Cancelling of Surgical Contracts Reaffirms Need for a Public Inquiry

EDMONTON — Earlier this week in the Legislature, Minister of Hospital and Surgical Health Services, Matt Jones, stated that: “Concerns were raised about the procurement practices and procedures and handling of conflict of interests in Alberta Health Services (AHS) procurement. I’m pleased to share that the procurements for the central and south zone surgical facilities have been cancelled”.

This information was mentioned in an answer during question period, it wasn’t proactively shared in a government release with further details or information explaining the decision to the public.

“It’s frustrating that our government continues to show their lack of commitment to transparency and accountability when it comes to surgical procurement.

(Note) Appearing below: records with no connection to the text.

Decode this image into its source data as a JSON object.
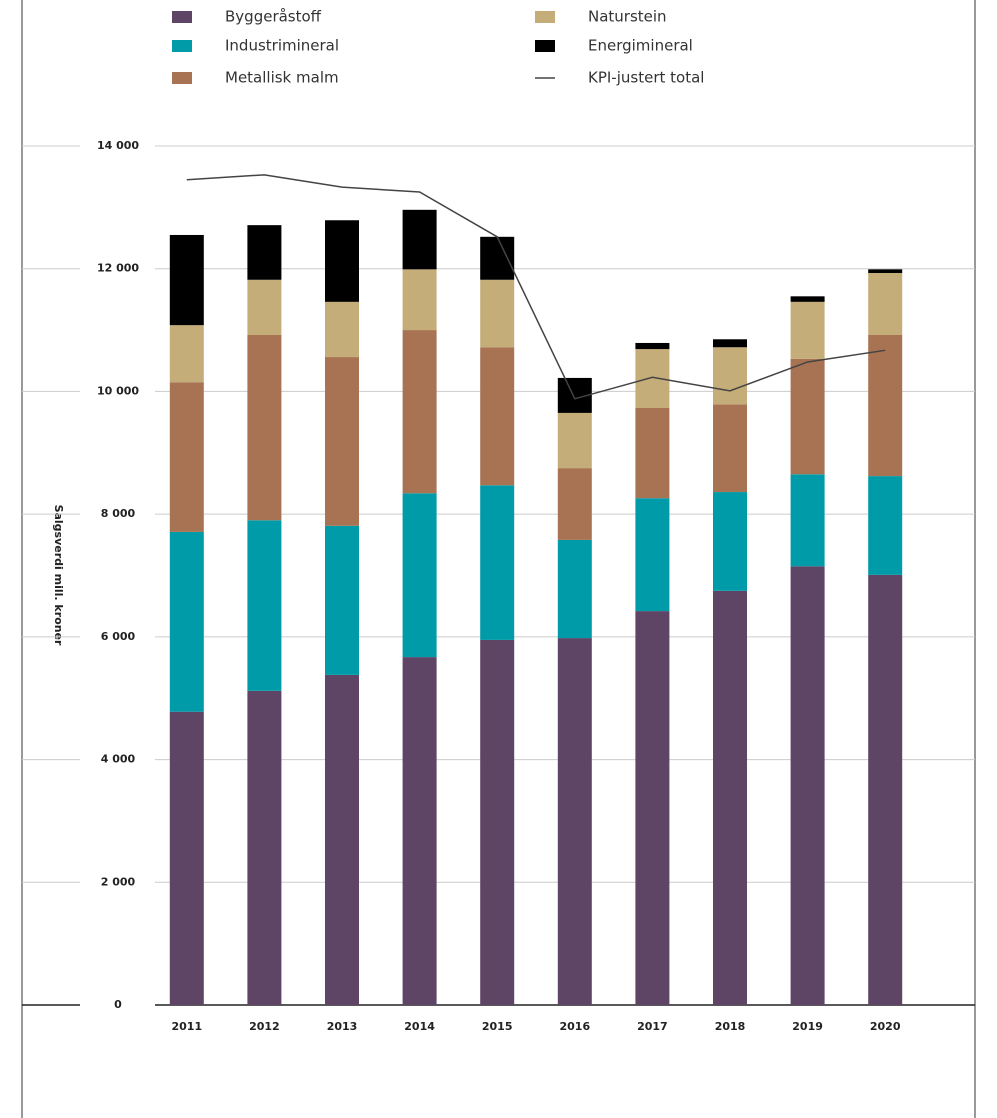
{
  "chart_data": {
    "type": "bar",
    "stacked": true,
    "ylabel": "Salgsverdi mill. kroner",
    "categories": [
      "2011",
      "2012",
      "2013",
      "2014",
      "2015",
      "2016",
      "2017",
      "2018",
      "2019",
      "2020"
    ],
    "series": [
      {
        "name": "Byggeråstoff",
        "color": "#5e4566",
        "values": [
          4780,
          5120,
          5380,
          5670,
          5950,
          5980,
          6420,
          6750,
          7150,
          7010
        ]
      },
      {
        "name": "Industrimineral",
        "color": "#009ba8",
        "values": [
          2930,
          2780,
          2430,
          2670,
          2520,
          1600,
          1840,
          1610,
          1500,
          1610
        ]
      },
      {
        "name": "Metallisk malm",
        "color": "#a87352",
        "values": [
          2440,
          3020,
          2750,
          2660,
          2250,
          1170,
          1470,
          1430,
          1880,
          2300
        ]
      },
      {
        "name": "Naturstein",
        "color": "#c4ad78",
        "values": [
          930,
          900,
          900,
          990,
          1100,
          900,
          960,
          930,
          930,
          1010
        ]
      },
      {
        "name": "Energimineral",
        "color": "#000000",
        "values": [
          1470,
          890,
          1330,
          970,
          700,
          570,
          100,
          130,
          90,
          60
        ]
      },
      {
        "name": "KPI-justert total",
        "color": "#444444",
        "type": "line",
        "values": [
          13450,
          13530,
          13330,
          13250,
          12520,
          9880,
          10230,
          10010,
          10480,
          10670
        ]
      }
    ],
    "ylim": [
      0,
      14000
    ],
    "yticks": [
      0,
      {
        "value": 2000,
        "label": "2 000"
      },
      {
        "value": 4000,
        "label": "4 000"
      },
      {
        "value": 6000,
        "label": "6 000"
      },
      {
        "value": 8000,
        "label": "8 000"
      },
      {
        "value": 10000,
        "label": "10 000"
      },
      {
        "value": 12000,
        "label": "12 000"
      },
      {
        "value": 14000,
        "label": "14 000"
      }
    ],
    "grid": true
  }
}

If the government believes there were issues with the procurement of these contracts what were they? Who is being held accountable?” said Chris Gallaway, executive director of Friends of Medicare. “This is why Albertans deserve a fully empowered public inquiry with a wide mandate to look into the entirety of this government’s health care procurement processes and decisions. This is the only way Albertans can be assured we will get complete answers on the ongoing allegations of corruption.”

These private surgical facilities were procured at a time when the short-staffing situation in our health care system is at a crisis point and many operating rooms in our public hospitals are regularly sitting unused. While there’s no part of the system that isn’t being impacted by short-staffing right now, the crisis in hospital surgical capacity is increasingly self-inflicted as the government continues to double down on expanding surgical privatization.

“Evidence has repeatedly shown the government’s ongoing ideological push to privatize more surgeries into for-profit surgical centres has been harming the surgical capacity in our public hospitals. The cancelling of the contracts for these two surgical facilities is an opportunity for the government to change course, cancel plans for these new private facilities altogether, and instead focus on a workforce plan to properly staff our public hospitals and operating rooms where lifesaving and emergency surgeries need to happen,” concluded Gallaway.